This blog is for everyone who uses words.

The ordinary-sized words are for everyone, but the big ones are especially for children.



Monday, 26 September 2016

Spot the Frippet: pythoness.




Painting by Bronzino from An Allegory With Venus and Cupid

Pythons, the snakes that squeeze the life out of their dinners, we know. 

Pythonesque, which describes something zany, absurd, and hilarious, we also know.

But pythoness?

The first pythonesses lived in Ancient Greece, where they gave out baffling advice and predictions ('the smell has come to my nose of a hard shelled tortoise boiling and bubbling with a lamb's flesh in a bronze pot' for instance) but nowadays a pythoness is any female soothsayer or prophet. 

They're often mothers.

Don't you go out without a coat, you'll catch your death of cold.
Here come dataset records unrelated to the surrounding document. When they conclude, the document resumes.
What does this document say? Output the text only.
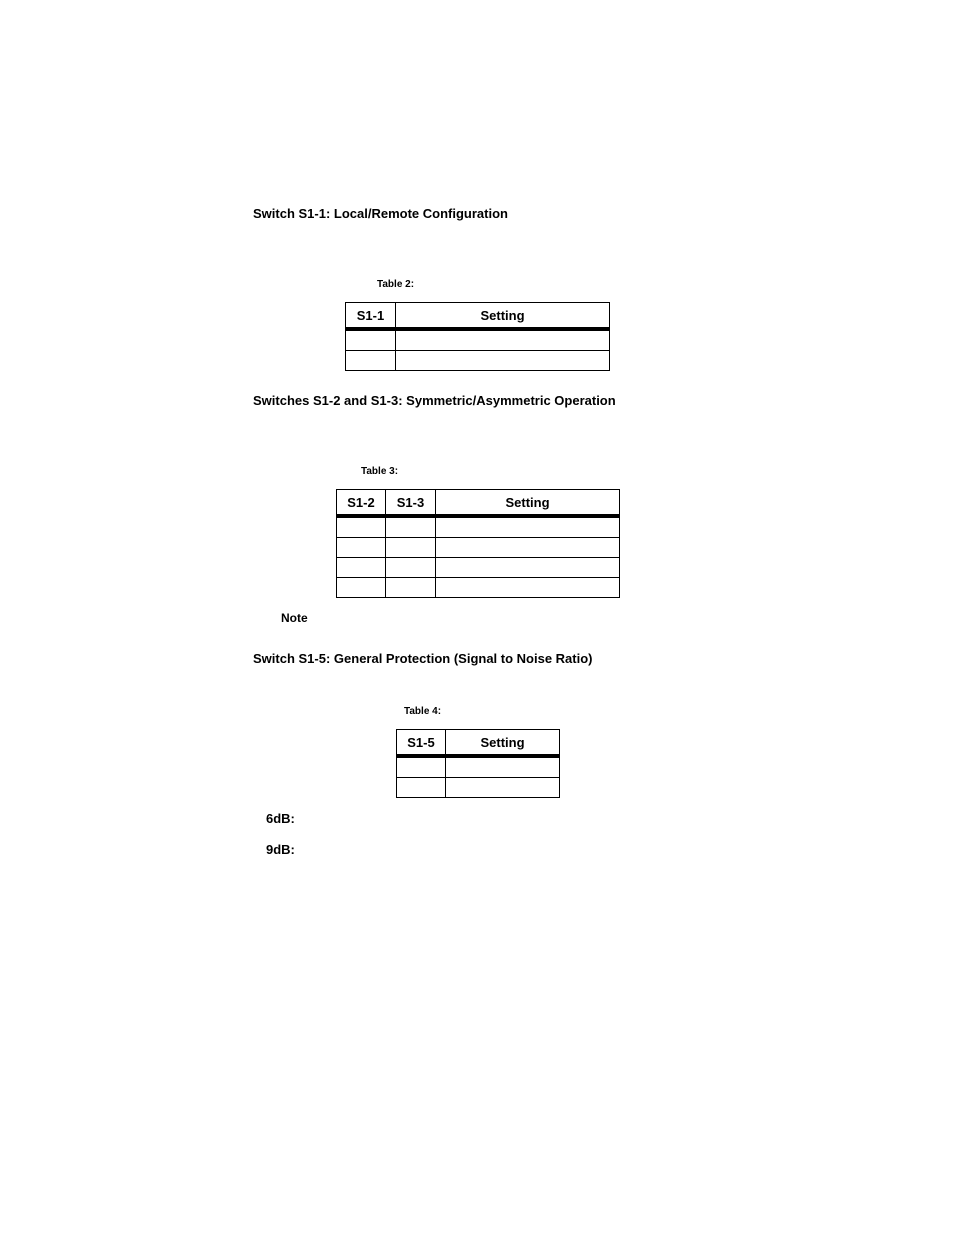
Switch S1-1: Local/Remote Configuration
Table 2:
S1-1	Setting

Switches S1-2 and S1-3: Symmetric/Asymmetric Operation
Table 3:
S1-2	S1-3	Setting

Note
Switch S1-5: General Protection (Signal to Noise Ratio)
Table 4:
S1-5	Setting

6dB:
9dB:
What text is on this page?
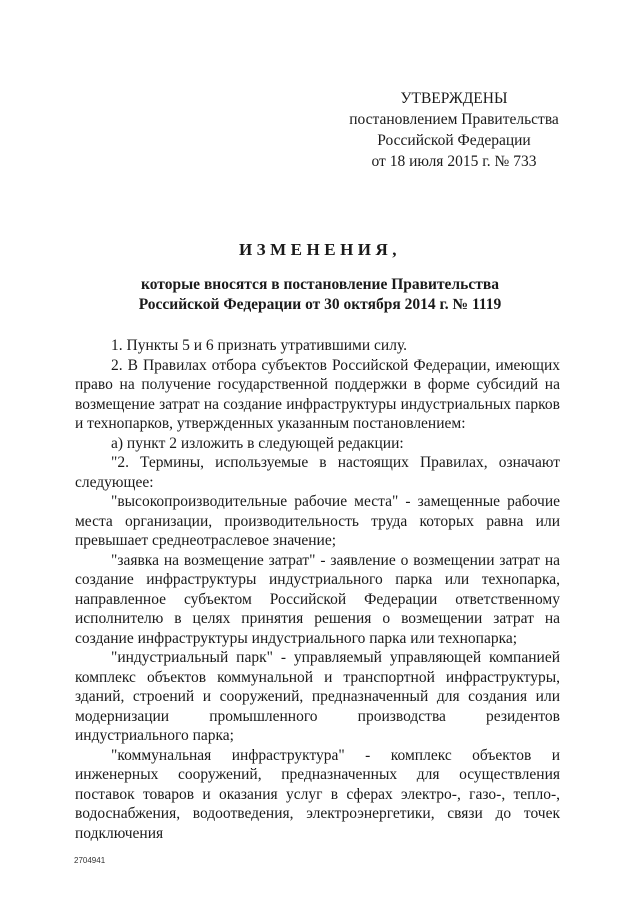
УТВЕРЖДЕНЫ
постановлением Правительства
Российской Федерации
от 18 июля 2015 г. № 733
ИЗМЕНЕНИЯ,
которые вносятся в постановление Правительства
Российской Федерации от 30 октября 2014 г. № 1119

1. Пункты 5 и 6 признать утратившими силу.

2. В Правилах отбора субъектов Российской Федерации, имеющих право на получение государственной поддержки в форме субсидий на возмещение затрат на создание инфраструктуры индустриальных парков и технопарков, утвержденных указанным постановлением:

а) пункт 2 изложить в следующей редакции:

"2. Термины, используемые в настоящих Правилах, означают следующее:

"высокопроизводительные рабочие места" - замещенные рабочие места организации, производительность труда которых равна или превышает среднеотраслевое значение;

"заявка на возмещение затрат" - заявление о возмещении затрат на создание инфраструктуры индустриального парка или технопарка, направленное субъектом Российской Федерации ответственному исполнителю в целях принятия решения о возмещении затрат на создание инфраструктуры индустриального парка или технопарка;

"индустриальный парк" - управляемый управляющей компанией комплекс объектов коммунальной и транспортной инфраструктуры, зданий, строений и сооружений, предназначенный для создания или модернизации промышленного производства резидентов индустриального парка;

"коммунальная инфраструктура" - комплекс объектов и инженерных сооружений, предназначенных для осуществления поставок товаров и оказания услуг в сферах электро-, газо-, тепло-, водоснабжения, водоотведения, электроэнергетики, связи до точек подключения

2704941
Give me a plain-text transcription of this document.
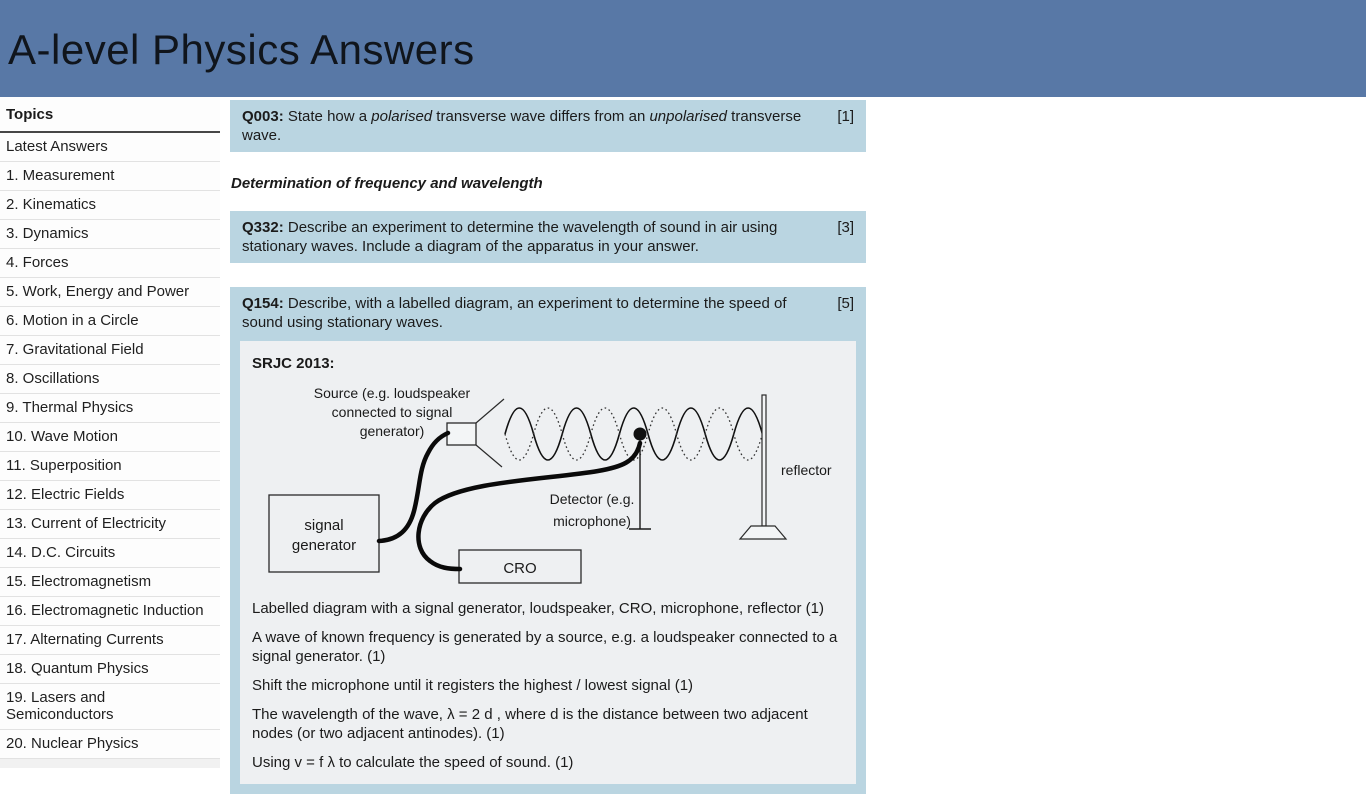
A-level Physics Answers
Topics
Latest Answers
1. Measurement
2. Kinematics
3. Dynamics
4. Forces
5. Work, Energy and Power
6. Motion in a Circle
7. Gravitational Field
8. Oscillations
9. Thermal Physics
10. Wave Motion
11. Superposition
12. Electric Fields
13. Current of Electricity
14. D.C. Circuits
15. Electromagnetism
16. Electromagnetic Induction
17. Alternating Currents
18. Quantum Physics
19. Lasers and Semiconductors
20. Nuclear Physics
Q003: State how a polarised transverse wave differs from an unpolarised transverse wave.
[1]
Determination of frequency and wavelength
Q332: Describe an experiment to determine the wavelength of sound in air using stationary waves. Include a diagram of the apparatus in your answer.
[3]
Q154: Describe, with a labelled diagram, an experiment to determine the speed of sound using stationary waves.
[5]
SRJC 2013:
Source (e.g. loudspeaker
connected to signal
generator)
Detector (e.g.
microphone)
reflector
signal
generator
CRO

Labelled diagram with a signal generator, loudspeaker, CRO, microphone, reflector (1)

A wave of known frequency is generated by a source, e.g. a loudspeaker connected to a signal generator. (1)

Shift the microphone until it registers the highest / lowest signal (1)

The wavelength of the wave, λ = 2 d , where d is the distance between two adjacent nodes (or two adjacent antinodes). (1)

Using v = f λ to calculate the speed of sound. (1)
Eat your greens up or you won't grow up to be a big strong boy.

You'll miss the bus!

But of course pythonesses can be found wherever there are ladies who speak.

That'll put hair on your chest.

She'll leave him and break his heart.

Brexit means Brexit and we are going to make a success of it.

My own prediction is that you'll spot one before you've finished reading this post.

Spot the Frippet: pythoness. This word arrived in English in the 1300s as phitinesse, from the Greek Python, which was a dragon killed by Apollo at Delphi. The snakes are called after the dragon, and Pythonesque is called after Monty Python's Flying Circus, a strange and hilarious BBC television programme first broadcast in 1969.